はじめに

男性年上婚の幻想

先日も20代女性から「私の周りの若い男性が『やっぱり男が年上のカップルが普通だよなあ。俺の周りなんてそういうのしかいないし』と話していて、先生のデータを聞いていたのでなんだかなあ、と思いました」というお話を頂きました。

その女性は「やはり私の周りの男性はエリートが多いからでしょうか?」ともつぶやいていました。

しかし、若い男女の理想の結婚観をみてみると、三高男子モテ時代は終焉を告げていることを過去の「結婚難民の羅針盤」で調査結果とともに示しています。

そうはいっても相変わらず、「報道で目立つ結婚」では男性年上婚が多いように思います。例えば元アイドル男性や芸人さんたちの結婚ですが、男性の年上婚(それもかなり年の差の)の報道が目立ちます。40代のTOKIO・城島さんの20代女性との結婚は、その年齢差も含めて大きく報道されました。

ここでよく考えればわかることですが、そもそも2人の結婚がわざわざ報道されるケースは、「ありきたり」な2人の結婚ではないからです。つまり、結婚マーケットで普通の組み合わせの2人ではないからこそ取り上げられており、その「統計的外れ値」度合いが高ければ高いほど、大きく取り上げられることになるのです。
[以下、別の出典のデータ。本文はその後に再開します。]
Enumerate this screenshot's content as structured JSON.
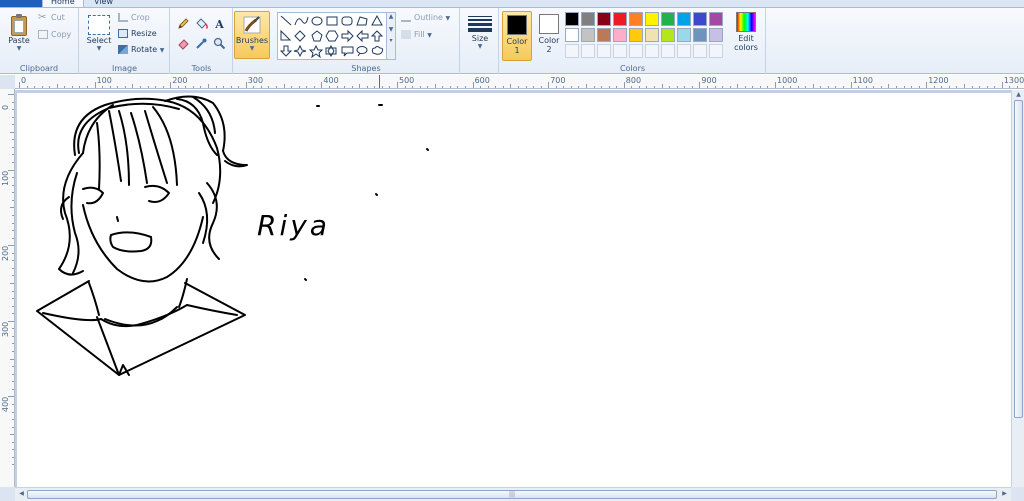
{
  "tabs": {
    "home": "Home",
    "view": "View"
  },
  "clipboard": {
    "group_label": "Clipboard",
    "paste": "Paste",
    "cut": "Cut",
    "copy": "Copy"
  },
  "image": {
    "group_label": "Image",
    "select": "Select",
    "crop": "Crop",
    "resize": "Resize",
    "rotate": "Rotate"
  },
  "tools": {
    "group_label": "Tools",
    "brushes": "Brushes"
  },
  "shapes": {
    "group_label": "Shapes",
    "outline": "Outline",
    "fill": "Fill"
  },
  "size": {
    "label": "Size"
  },
  "colors": {
    "group_label": "Colors",
    "color1": "Color 1",
    "color1_line1": "Color",
    "color1_line2": "1",
    "color2_line1": "Color",
    "color2_line2": "2",
    "color1_value": "#000000",
    "color2_value": "#ffffff",
    "edit_line1": "Edit",
    "edit_line2": "colors",
    "palette_row1": [
      "#000000",
      "#7f7f7f",
      "#880015",
      "#ed1c24",
      "#ff7f27",
      "#fff200",
      "#22b14c",
      "#00a2e8",
      "#3f48cc",
      "#a349a4"
    ],
    "palette_row2": [
      "#ffffff",
      "#c3c3c3",
      "#b97a57",
      "#ffaec9",
      "#ffc90e",
      "#efe4b0",
      "#b5e61d",
      "#99d9ea",
      "#7092be",
      "#c8bfe7"
    ]
  },
  "ruler": {
    "h_labels": [
      "0",
      "100",
      "200",
      "300",
      "400",
      "500",
      "600",
      "700",
      "800",
      "900",
      "1000",
      "1100",
      "1200",
      "1300"
    ],
    "v_labels": [
      "0",
      "100",
      "200",
      "300",
      "400"
    ]
  },
  "canvas": {
    "handwritten_text": "Riya"
  }
}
一方、嵐・二宮さんカップルのケースは2歳差ということもあり、2人の年齢差がとくに強調して取り上げられませんでした。年上妻ということを読み飛ばした読者もいるのではないかと思います。

また、これは一般的傾向としての話ですが、「目立つ結婚相手となる夫」を特に望む女性だけが、芸能界の方などには近づける傾向にあります。元アイドルや芸人さんにが人気者であればあるほど、「普通の女性」は接点さえないのです。ですので、なんとか彼らにたどり着こうという強い目的意識を持つ女性だけが一部、近づけるかもしれないという程度の状況です。

そういった特定の目的への意識の強い集団の彼女たちの価値観や行動をもって、世の中の女性がすべて「統計的外れ値の男性」に群がる(年上の男性の年の差婚が叶う)、という証拠には全くなりません。

報道上目立つために採用されやすいカップル像に毎日触れる中での「サブリミナル効果」がリアルからはずれた思い込みを作り出しやすいこと、そして、その思い込みに一致する事例ばかりをつい自分の夢にあてはめて身近に求めてしまう状況が発生しやすいということ。

「アクセス重視のネット報道情報過多の時代」だからこそ、結婚希望者やその親族、支援者にはとくに気をつけてほしいと思います。